The reaction kinetics of the oxidation and gasification of four types of model and real diesel soot (light and heavy duty vehicle engine soot, graphite spark discharge soot, hexabenzocoronene) by nitrogen oxides and oxygen have been characterized for a wide range of conditions relevant for modern diesel engine exhaust and continuously regenerating particle trapping or filter systems (0–20% O 2, 0–800 ppm NO 2, 0–250 ppm NO, 0–8% H 2O, 303–773 K, space velocities 1.3 × 10 4–5 × 10 5 h −1). Soot oxidation and NO 2 adsorption experiments have been performed in a model catalytic system with temperature controlled flat bed reactors, novel aerosol particle deposition structures, and sensitive multicomponent gas analysis by FTIR spectroscopy. The experimental results have been analyzed and parameterized by means of a simple carbon mass-based pseudo-first-order rate equation, a shrinking core model, oxidant-specific rate coefficients, Langmuir–Hinshelwood formalisms (maximum rate coefficients and effective adsorption equilibrium constants), and Arrhenius equations (effective activation energies and pre-exponential factors), which allow to describe the rate of reaction as a function of carbon mass conversion, oxidant concentrations, and temperature.

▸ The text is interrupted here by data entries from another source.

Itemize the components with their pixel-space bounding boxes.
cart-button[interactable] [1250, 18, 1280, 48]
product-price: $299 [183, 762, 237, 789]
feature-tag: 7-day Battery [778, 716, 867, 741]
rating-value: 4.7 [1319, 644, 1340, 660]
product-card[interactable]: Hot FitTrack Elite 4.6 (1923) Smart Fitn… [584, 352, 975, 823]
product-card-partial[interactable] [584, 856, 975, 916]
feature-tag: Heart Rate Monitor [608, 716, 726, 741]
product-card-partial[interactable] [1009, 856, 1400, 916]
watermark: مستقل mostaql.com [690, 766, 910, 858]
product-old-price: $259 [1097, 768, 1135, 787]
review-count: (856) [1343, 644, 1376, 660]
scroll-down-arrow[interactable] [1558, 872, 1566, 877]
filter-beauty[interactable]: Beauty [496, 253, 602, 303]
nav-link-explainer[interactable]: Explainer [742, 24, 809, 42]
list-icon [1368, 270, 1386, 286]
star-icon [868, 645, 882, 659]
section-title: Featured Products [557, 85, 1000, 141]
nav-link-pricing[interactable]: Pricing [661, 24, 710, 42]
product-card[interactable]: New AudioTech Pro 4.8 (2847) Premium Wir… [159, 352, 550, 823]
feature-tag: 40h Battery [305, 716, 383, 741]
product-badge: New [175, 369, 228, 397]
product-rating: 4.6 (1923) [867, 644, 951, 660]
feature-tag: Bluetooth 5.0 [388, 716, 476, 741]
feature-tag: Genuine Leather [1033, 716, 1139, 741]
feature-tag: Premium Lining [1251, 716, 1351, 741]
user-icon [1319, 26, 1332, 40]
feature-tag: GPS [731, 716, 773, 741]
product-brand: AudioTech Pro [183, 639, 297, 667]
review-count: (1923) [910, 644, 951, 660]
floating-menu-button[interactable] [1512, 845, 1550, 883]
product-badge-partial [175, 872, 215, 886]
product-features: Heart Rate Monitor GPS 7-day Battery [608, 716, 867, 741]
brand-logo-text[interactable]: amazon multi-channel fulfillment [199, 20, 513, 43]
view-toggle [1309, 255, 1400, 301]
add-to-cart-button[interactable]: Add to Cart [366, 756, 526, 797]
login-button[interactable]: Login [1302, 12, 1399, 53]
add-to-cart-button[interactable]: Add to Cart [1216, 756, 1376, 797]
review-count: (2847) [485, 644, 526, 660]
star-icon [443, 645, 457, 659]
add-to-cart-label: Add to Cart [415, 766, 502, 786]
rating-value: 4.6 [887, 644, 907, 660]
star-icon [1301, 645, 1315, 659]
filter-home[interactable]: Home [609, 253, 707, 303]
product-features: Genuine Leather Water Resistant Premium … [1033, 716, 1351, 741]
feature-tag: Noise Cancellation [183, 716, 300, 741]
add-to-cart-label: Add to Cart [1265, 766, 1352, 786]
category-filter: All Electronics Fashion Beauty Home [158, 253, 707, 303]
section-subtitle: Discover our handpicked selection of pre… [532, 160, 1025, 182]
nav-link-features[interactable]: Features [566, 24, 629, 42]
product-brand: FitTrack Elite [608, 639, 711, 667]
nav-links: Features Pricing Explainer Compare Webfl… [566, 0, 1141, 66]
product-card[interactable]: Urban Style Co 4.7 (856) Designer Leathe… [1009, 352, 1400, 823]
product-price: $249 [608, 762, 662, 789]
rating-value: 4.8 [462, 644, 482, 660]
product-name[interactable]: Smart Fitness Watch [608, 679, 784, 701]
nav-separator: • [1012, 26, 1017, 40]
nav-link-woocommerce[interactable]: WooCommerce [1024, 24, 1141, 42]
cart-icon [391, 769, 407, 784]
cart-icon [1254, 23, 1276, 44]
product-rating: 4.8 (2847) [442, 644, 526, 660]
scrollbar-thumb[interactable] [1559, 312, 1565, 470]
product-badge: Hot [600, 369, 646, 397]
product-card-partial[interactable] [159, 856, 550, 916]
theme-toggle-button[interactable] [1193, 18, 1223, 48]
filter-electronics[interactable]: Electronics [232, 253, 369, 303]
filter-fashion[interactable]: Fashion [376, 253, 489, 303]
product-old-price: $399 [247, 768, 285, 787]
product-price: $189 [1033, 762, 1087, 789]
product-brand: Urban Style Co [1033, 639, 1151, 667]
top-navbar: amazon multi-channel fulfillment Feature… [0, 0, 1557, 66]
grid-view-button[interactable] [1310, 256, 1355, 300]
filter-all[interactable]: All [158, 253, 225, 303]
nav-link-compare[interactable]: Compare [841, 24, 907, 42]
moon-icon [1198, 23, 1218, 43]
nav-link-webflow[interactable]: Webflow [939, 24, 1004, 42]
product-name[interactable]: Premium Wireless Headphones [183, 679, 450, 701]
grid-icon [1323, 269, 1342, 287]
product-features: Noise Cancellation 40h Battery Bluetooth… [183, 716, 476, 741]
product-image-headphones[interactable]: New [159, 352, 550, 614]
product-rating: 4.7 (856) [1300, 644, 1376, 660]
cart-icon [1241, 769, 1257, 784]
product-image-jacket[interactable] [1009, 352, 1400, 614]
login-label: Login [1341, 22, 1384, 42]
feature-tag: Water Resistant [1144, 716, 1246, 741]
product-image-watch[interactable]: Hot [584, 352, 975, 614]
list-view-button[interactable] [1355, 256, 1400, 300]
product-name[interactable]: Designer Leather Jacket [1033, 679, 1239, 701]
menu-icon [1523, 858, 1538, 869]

At temperatures up to 723 K the reaction was driven primarily by NO 2 and enhanced by O 2 and H 2O. Within the technically relevant concentration range the reaction rates were nearly independent of O 2 and H 2O variations, while the NO 2 concentration dependence followed a Langmuir–Hinshelwood mechanism (saturation above ∼200 ppm). Reaction stoichiometry (NO 2 consumption, CO and CO 2 formation) and rate coefficients indicate that the reactions of NO 2 and O 2 with soot proceed in parallel and are additive without significant non-linear interferences. The reactivity of the investigated diesel soot and model substances was positively correlated with their oxygen mass fraction and negatively correlated with their carbon mass fraction.